Filmmaker and two-time Academy Award winner Brian Currie said he misses autumn on the North Shore “so bad it’s crazy” and plans to soon split his time between Hollywood and Lynn and Peabody, where he grew up.
Currie is part of the team who received Academy Awards for Best Original Screenplay and Best Picture for the film “Green Book” in 2018. Currie co-wrote the film, a dramatic comedy about a world-class Black pianist who embarks on a concert tour in the American deep south in 1962. Currie’s latest film, “The Greatest Beer Run Ever,” stars Zac Efron and Russell Crowe. It follows the true story of a young veteran who sneaks into the Vietnam War to deliver beer to his friends.
Currie was born in Lynn, attended St. John’s the Baptist School in Peabody, and is a graduate of St. John’s Prep in Danvers. He left the area in 1989 to pursue his Hollywood career. After experiencing significant success, he said he is looking forward to returning home.
“In the very near future, I’m going to start splitting my time because that is still my home,” Currie said. “There’s no doubt in my mind that I will make a movie in the North Shore soon and then all my friends can be extras.”
Currie said his interest in film started at his aunt’s house in Lynn. He said she would show him movies while on babysitting duty, and that he remembers those screenings as the times he first fell in love with film.
After graduating from Middlebury College in Vermont and taking a summer’s worth of acting classes at Emerson College in Boston, Currie headed to California to try to make it in the movie business. He worked odd jobs and took small acting gigs before fully realizing his passion for screenwriting.
Currie said he made the trip across the country by car in an ‘84 brown Jetta, only to arrive in Hollywood where he knew no one.
“By the time I got to California, it had no brakes, the stereo had been ‘borrowed,’ and someone had put a note on my window saying if you don’t get new tires, we will report you,” Currie said. “Driving through the country, I told myself, ‘one day I will win an Academy Award.’”

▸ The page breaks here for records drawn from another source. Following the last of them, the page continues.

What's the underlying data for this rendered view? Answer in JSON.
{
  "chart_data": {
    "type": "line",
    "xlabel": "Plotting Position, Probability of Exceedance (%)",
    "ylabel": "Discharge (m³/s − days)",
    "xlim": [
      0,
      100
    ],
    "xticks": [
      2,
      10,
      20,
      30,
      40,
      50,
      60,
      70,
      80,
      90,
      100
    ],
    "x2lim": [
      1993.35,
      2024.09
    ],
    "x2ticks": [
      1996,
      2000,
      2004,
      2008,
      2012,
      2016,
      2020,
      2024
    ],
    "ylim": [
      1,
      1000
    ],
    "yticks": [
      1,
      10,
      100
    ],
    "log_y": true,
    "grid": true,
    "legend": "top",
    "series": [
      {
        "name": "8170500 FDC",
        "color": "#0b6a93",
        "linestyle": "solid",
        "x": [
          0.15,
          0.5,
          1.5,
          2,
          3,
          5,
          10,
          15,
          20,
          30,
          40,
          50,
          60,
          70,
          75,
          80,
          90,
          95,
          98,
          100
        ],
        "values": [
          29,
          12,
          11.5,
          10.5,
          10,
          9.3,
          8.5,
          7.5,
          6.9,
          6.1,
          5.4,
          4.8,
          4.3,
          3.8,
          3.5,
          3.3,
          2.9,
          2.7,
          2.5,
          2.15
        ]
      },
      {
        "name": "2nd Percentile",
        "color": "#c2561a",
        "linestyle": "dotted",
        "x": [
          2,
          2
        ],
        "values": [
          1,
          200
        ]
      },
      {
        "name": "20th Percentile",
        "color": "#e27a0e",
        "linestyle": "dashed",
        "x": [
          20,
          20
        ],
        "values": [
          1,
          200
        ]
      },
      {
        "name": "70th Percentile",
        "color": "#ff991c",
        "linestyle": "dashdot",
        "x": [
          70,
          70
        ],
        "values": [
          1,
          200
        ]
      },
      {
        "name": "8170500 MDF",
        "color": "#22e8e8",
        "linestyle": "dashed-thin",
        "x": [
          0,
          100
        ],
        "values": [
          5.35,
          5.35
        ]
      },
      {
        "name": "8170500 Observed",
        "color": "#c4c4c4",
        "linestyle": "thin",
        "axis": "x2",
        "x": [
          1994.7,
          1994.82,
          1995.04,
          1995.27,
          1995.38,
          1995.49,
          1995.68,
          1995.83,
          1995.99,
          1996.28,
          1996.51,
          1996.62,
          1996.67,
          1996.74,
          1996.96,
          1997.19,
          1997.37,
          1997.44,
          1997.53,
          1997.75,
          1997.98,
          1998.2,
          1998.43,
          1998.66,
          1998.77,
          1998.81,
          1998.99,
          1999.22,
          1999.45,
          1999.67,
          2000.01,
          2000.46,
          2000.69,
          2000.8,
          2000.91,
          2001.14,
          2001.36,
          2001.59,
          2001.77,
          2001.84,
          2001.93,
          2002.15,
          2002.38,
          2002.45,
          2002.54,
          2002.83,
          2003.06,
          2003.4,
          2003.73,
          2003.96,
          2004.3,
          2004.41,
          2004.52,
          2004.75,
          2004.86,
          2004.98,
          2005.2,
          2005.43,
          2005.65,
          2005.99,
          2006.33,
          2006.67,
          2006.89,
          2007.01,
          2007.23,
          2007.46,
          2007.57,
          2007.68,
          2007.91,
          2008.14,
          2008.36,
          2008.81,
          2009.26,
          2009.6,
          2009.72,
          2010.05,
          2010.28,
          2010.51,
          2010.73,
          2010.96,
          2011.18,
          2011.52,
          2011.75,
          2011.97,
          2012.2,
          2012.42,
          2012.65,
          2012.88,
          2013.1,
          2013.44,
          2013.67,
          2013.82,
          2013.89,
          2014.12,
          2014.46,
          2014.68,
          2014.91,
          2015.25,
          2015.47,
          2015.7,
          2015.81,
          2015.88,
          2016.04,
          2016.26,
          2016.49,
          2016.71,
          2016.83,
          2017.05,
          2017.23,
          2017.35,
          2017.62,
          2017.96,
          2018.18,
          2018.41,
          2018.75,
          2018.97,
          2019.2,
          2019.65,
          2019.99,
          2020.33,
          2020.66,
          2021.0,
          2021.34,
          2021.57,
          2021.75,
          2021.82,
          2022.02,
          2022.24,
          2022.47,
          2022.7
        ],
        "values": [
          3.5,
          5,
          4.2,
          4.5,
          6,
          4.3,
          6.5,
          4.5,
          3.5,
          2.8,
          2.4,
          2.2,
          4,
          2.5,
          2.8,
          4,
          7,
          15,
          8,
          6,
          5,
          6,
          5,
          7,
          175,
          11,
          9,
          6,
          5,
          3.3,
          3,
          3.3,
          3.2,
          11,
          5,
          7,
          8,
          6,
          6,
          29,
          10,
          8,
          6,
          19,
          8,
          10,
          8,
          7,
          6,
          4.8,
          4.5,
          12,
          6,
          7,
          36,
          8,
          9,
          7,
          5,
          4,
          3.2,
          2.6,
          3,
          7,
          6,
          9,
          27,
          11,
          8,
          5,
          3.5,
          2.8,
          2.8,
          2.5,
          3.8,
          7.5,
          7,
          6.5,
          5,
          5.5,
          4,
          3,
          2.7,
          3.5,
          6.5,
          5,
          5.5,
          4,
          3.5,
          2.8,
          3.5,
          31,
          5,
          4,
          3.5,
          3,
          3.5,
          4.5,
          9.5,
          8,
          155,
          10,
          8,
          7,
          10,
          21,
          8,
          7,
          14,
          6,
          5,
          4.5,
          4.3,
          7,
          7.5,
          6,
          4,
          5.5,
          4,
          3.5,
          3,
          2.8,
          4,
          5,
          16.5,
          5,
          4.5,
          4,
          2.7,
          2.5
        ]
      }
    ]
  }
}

Now having won two, he looks back fondly on his career. While trying to make it in Hollywood, Currie drove limos, worked as a bouncer at celebrity-owned nightclubs, and took acting classes.
He remembers being excited to be cast as an extra in Rocky 5 because it was the first time he was on an official set. Now, he is excited when invited to blockbuster film premiers.
“There’s still nothing like popcorn and sitting there in the middle of a movie theater and experiencing it,” Currie said.
Today, Currie always carries a notebook in case inspiration strikes. He hinted that while still in California, he is writing a screenplay in the style of a Fast & Furious movie, as well as a separate screenplay about a man taking care of his family.
“I still smell the flowers out here and feel the nice warm sunshine,” Currie said. “I never get tired of this business.”